Documents stored in Cloudant databases aren't including MD5 digests of
attachment contents in the _attachments metadata. Here's an example:
"_attachments": {
"photo-15357DCF-9566-4DFD-9120-8A9164EE5873": {
"follows": true,
"length": 79608,
"content_type": "image/jpeg",
"revpos": 2
}
},
Other servers don't do this; I assume this is a difference between BigCouch and
CouchDB. Is this intentional? It's causing problems replicating databases from
Cloudant to TouchDB, and the workarounds I can think of for this in TouchDB are
either fairly ugly (basically involving writing a custom JSON parser…) or
involve performance regressions.
Here's more detail on my problem:
* For efficiency, the replicator in TouchDB (like CouchDB 1.2) fetches
documents in MIME multipart format, so that attachments are easily streamable
to disk and aren't base64-encoded.
* This requires correlating the MIME bodies with the metadata objects in the
_attachments object.
* CouchDB (and BigCouch) unfortunately don't add any headers to the MIME bodies
to identify what they are. I've already filed a bug report against this.

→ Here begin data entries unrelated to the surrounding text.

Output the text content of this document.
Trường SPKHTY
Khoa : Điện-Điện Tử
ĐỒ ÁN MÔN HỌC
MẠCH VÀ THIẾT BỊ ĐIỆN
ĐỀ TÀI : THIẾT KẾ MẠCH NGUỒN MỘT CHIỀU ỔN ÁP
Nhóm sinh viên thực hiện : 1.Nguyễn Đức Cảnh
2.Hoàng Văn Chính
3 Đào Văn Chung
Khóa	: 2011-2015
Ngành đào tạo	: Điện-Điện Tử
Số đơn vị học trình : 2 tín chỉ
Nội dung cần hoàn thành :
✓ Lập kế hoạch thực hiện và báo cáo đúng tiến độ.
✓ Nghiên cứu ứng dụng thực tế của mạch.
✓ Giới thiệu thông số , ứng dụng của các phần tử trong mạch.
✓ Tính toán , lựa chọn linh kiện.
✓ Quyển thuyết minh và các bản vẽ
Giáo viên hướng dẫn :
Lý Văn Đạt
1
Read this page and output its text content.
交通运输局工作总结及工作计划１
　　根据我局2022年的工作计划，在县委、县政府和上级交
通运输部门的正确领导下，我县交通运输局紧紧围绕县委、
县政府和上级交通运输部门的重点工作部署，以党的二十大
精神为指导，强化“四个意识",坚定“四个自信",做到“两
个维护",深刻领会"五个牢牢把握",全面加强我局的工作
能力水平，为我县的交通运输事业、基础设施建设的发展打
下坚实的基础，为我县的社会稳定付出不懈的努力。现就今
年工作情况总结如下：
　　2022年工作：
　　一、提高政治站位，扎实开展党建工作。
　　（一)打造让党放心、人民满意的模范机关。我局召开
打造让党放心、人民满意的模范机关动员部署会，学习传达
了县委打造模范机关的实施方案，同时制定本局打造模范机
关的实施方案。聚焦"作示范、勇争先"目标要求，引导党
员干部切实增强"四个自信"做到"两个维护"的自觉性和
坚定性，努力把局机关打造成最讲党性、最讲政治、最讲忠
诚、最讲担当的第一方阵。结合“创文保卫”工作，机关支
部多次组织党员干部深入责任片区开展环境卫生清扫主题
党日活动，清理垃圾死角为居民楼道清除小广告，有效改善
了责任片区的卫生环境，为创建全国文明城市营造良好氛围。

* TouchDB's replicator works around this by computing an MD5 digest of each
MIME body and then correlating those with the "digest" properties of the
attachment metadata objects.
* …which fails with Cloudant/BigCouch because that "digest" property is missing.

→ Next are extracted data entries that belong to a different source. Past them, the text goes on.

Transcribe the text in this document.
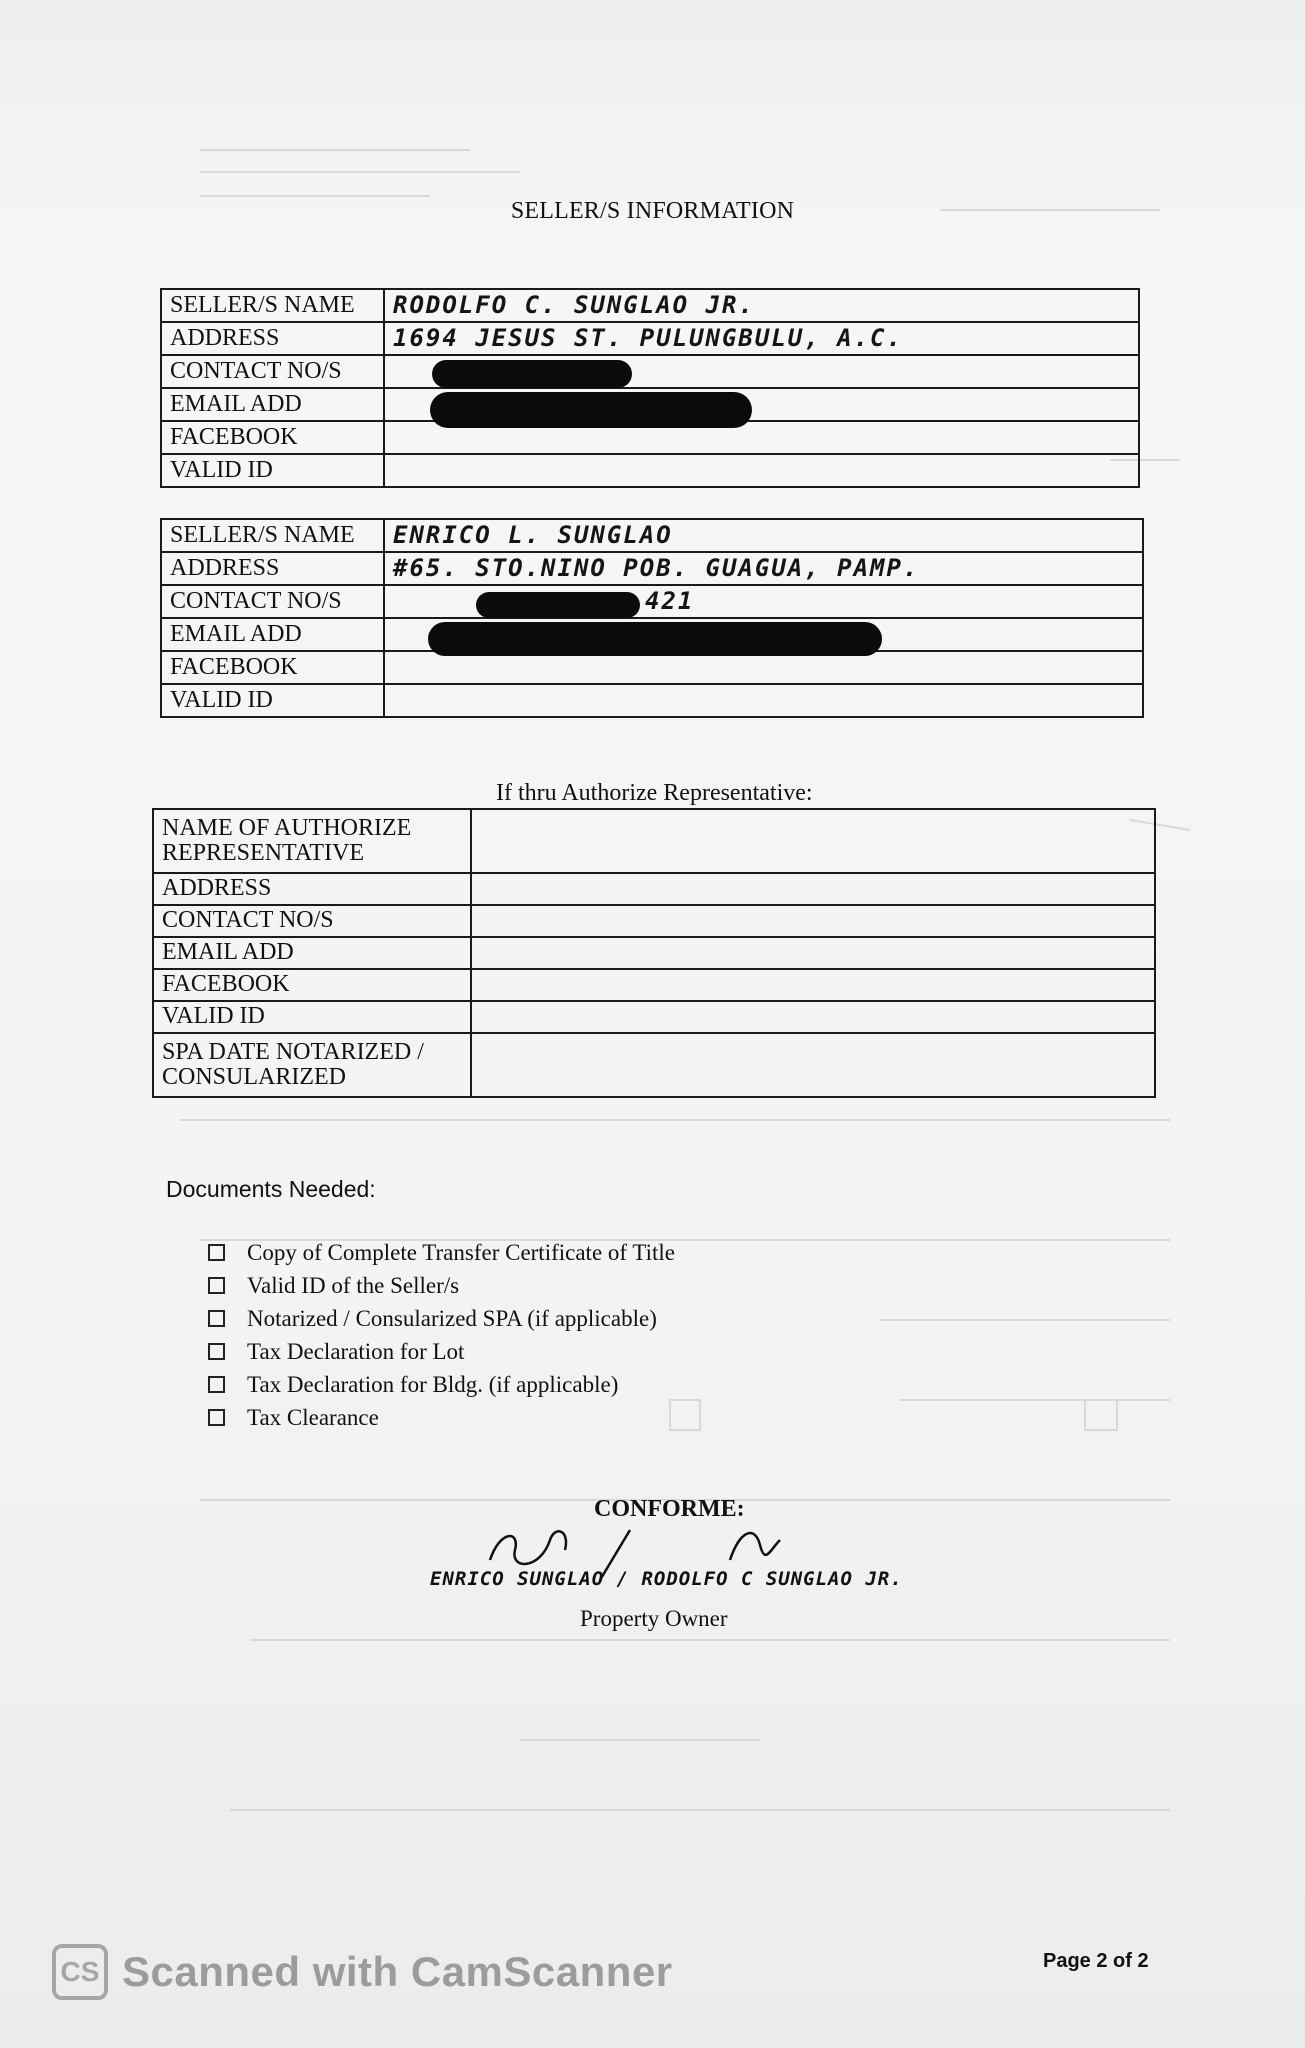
SELLER/S INFORMATION
SELLER/S NAME	RODOLFO C. SUNGLAO JR.
ADDRESS	1694 JESUS ST. PULUNGBULU, A.C.
CONTACT NO/S	
EMAIL ADD	
FACEBOOK	
VALID ID	
SELLER/S NAME	ENRICO L. SUNGLAO
ADDRESS	#65. STO.NINO POB. GUAGUA, PAMP.
CONTACT NO/S	421
EMAIL ADD	
FACEBOOK	
VALID ID	
If thru Authorize Representative:
NAME OF AUTHORIZE REPRESENTATIVE	
ADDRESS	
CONTACT NO/S	
EMAIL ADD	
FACEBOOK	
VALID ID	
SPA DATE NOTARIZED / CONSULARIZED	
Documents Needed:
Copy of Complete Transfer Certificate of Title
Valid ID of the Seller/s
Notarized / Consularized SPA (if applicable)
Tax Declaration for Lot
Tax Declaration for Bldg. (if applicable)
Tax Clearance
CONFORME:
ENRICO SUNGLAO / RODOLFO C SUNGLAO JR.
Property Owner
CS Scanned with CamScanner	Page 2 of 2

The reason CouchDB itself doesn't have trouble correlating the attachments is
that it knows the MIME bodies are written in the same order as the attachments
appear in the _attachments object. However, key order is not significant in
JSON objects, and in most implementations the parser stores the object contents
in a hash table (like a Ruby Hash object or a Cocoa NSDictionary), which means
the ordering of the keys is lost. The only way for me to determine the true
order of the attachment keys would be to write my own specialized JSON parser
that could identify the keys and put the names into an ordered structure like
an array.
—Jens